It seems strange to see a film that I worked on now appearing among a rich selection of StudioCanal DVDs under the collective name, ‘Vintage Classics’.
For sure, my particular favorites such as The Man Who Fell to Earth, The Lion in Winter, Villain and Poor Cow deserve their place as classics, but so do The Cruel Sea, Kind Hearts and Coronets, Whisky Galore, The Lavender Hill Mob, The Blue Lamp, Billy Liar and Brighton Rock and so many more. To view this collection is like looking into a history of filmmaking in the UK and that deserves to be celebrated.

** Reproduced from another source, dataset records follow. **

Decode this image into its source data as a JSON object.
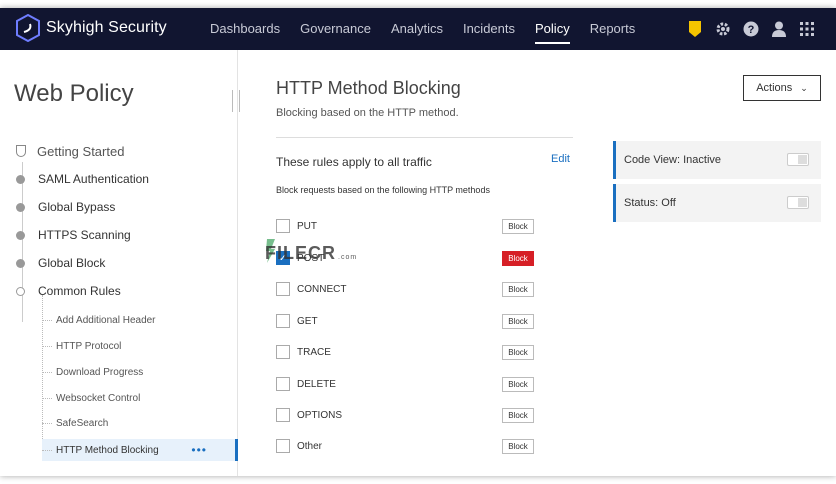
{
  "brand": {
    "name": "Skyhigh Security"
  },
  "nav": {
    "items": [
      {
        "label": "Dashboards",
        "active": false
      },
      {
        "label": "Governance",
        "active": false
      },
      {
        "label": "Analytics",
        "active": false
      },
      {
        "label": "Incidents",
        "active": false
      },
      {
        "label": "Policy",
        "active": true
      },
      {
        "label": "Reports",
        "active": false
      }
    ],
    "icons": [
      "shield-badge-icon",
      "gear-icon",
      "help-icon",
      "user-icon",
      "apps-grid-icon"
    ],
    "accent_color": "#f5c400"
  },
  "sidebar": {
    "title": "Web Policy",
    "items": [
      {
        "label": "Getting Started",
        "icon": "shield-outline-icon"
      },
      {
        "label": "SAML Authentication",
        "icon": "bullet"
      },
      {
        "label": "Global Bypass",
        "icon": "bullet"
      },
      {
        "label": "HTTPS Scanning",
        "icon": "bullet"
      },
      {
        "label": "Global Block",
        "icon": "bullet"
      },
      {
        "label": "Common Rules",
        "icon": "bullet-hollow"
      }
    ],
    "sub_items": [
      {
        "label": "Add Additional Header",
        "active": false
      },
      {
        "label": "HTTP Protocol",
        "active": false
      },
      {
        "label": "Download Progress",
        "active": false
      },
      {
        "label": "Websocket Control",
        "active": false
      },
      {
        "label": "SafeSearch",
        "active": false
      },
      {
        "label": "HTTP Method Blocking",
        "active": true
      }
    ],
    "more": "•••"
  },
  "main": {
    "title": "HTTP Method Blocking",
    "subtitle": "Blocking based on the HTTP method.",
    "actions_label": "Actions",
    "rules_heading": "These rules apply to all traffic",
    "edit_label": "Edit",
    "rules_desc": "Block requests based on the following HTTP methods",
    "block_label": "Block",
    "methods": [
      {
        "name": "PUT",
        "checked": false
      },
      {
        "name": "POST",
        "checked": true
      },
      {
        "name": "CONNECT",
        "checked": false
      },
      {
        "name": "GET",
        "checked": false
      },
      {
        "name": "TRACE",
        "checked": false
      },
      {
        "name": "DELETE",
        "checked": false
      },
      {
        "name": "OPTIONS",
        "checked": false
      },
      {
        "name": "Other",
        "checked": false
      }
    ],
    "cards": [
      {
        "label": "Code View: Inactive"
      },
      {
        "label": "Status: Off"
      }
    ]
  },
  "watermark": {
    "text": "FILECR",
    "suffix": ".com"
  },
  "colors": {
    "topbar": "#111530",
    "link": "#1a6fc0",
    "block_active": "#d61f26"
  }
}
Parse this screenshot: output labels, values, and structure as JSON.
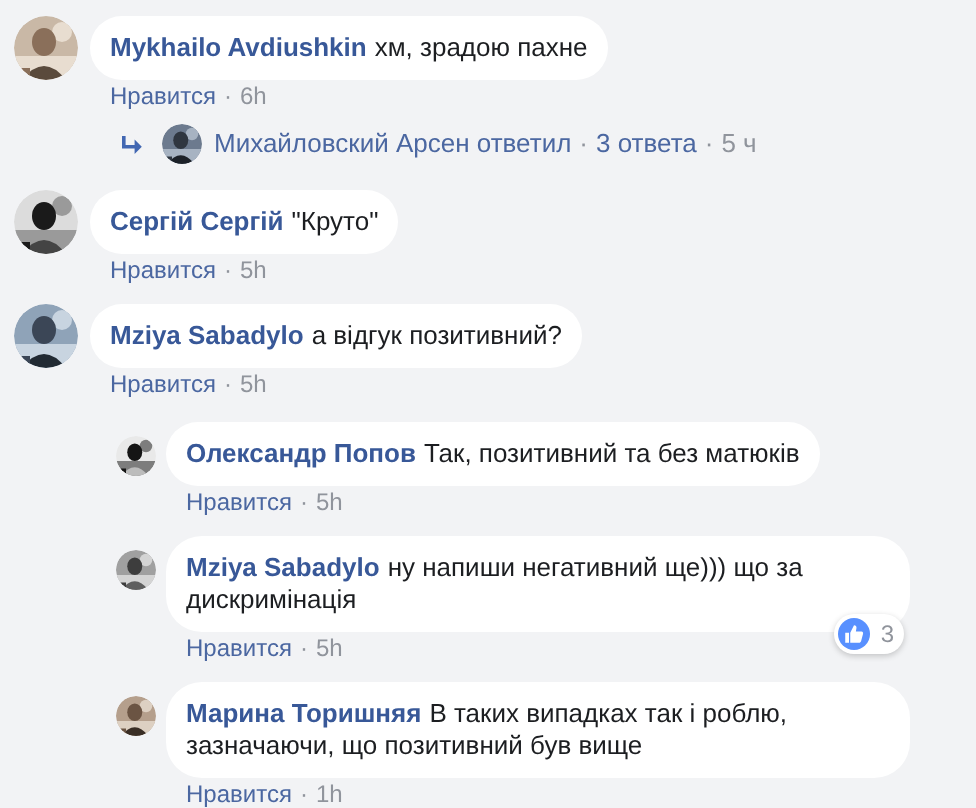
{
  "comments": [
    {
      "name": "Mykhailo Avdiushkin",
      "text": "хм, зрадою пахне",
      "like_link": "Нравится",
      "dot": "·",
      "time": "6h",
      "replies_summary": {
        "author": "Михайловский Арсен ответил",
        "dot_1": "·",
        "count": "3 ответа",
        "dot_2": "·",
        "time": "5 ч"
      }
    },
    {
      "name": "Сергій Сергій",
      "text": "\"Круто\"",
      "like_link": "Нравится",
      "dot": "·",
      "time": "5h"
    },
    {
      "name": "Mziya Sabadylo",
      "text": "а відгук позитивний?",
      "like_link": "Нравится",
      "dot": "·",
      "time": "5h",
      "replies": [
        {
          "name": "Олександр Попов",
          "text": "Так, позитивний та без матюків",
          "like_link": "Нравится",
          "dot": "·",
          "time": "5h"
        },
        {
          "name": "Mziya Sabadylo",
          "text": "ну напиши негативний ще))) що за дискримінація",
          "like_link": "Нравится",
          "dot": "·",
          "time": "5h",
          "reactions": {
            "count": "3"
          }
        },
        {
          "name": "Марина Торишняя",
          "text": "В таких випадках так і роблю, зазначаючи, що позитивний був вище",
          "like_link": "Нравится",
          "dot": "·",
          "time": "1h"
        }
      ]
    }
  ]
}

Nicolas Roeg’s translation of Walter Tevis’ The Man Who Fell to Earth is pure cinema and David Bowie is the perfect lead. Roeg shows us that you don’t need superheroes with expensive visual effects to tell an engrossing story of a possible future.
There has seldom been a screen actor of the caliber of Peter O’Toole or an actress with the presence of Katherine Hepburn, both of whom give inspired performances in The Lion in Winter. A searing play that has been transformed into a film to give us all a front row seat.
Since I first saw the film with my father, who spent part of the war behind German lines in the North African Desert, I have had a soft spot for J. Lee Thompson’s Ice Cold in Alex. The film was photographed by Gilbert Taylor, who went on to shoot Dr. Strangelove for Stanley Kubrick, as well as Cul-de-sac, Repulsion and Macbeth for Roman Polanski. Ice Cold in Alex is another of his visual masterpieces that, having experienced similar filming conditions myself, I can appreciate even more today.
I was surprised to see Cross of Iron in this selection. For me, Sam Peckinpah is one of the all-time great masters of cinema and although I don’t think this is his best by any means, he did direct The Wild Bunch, Guns in the Afternoon and Major Dundee after all, but any film directed by him is worth more than a passing look.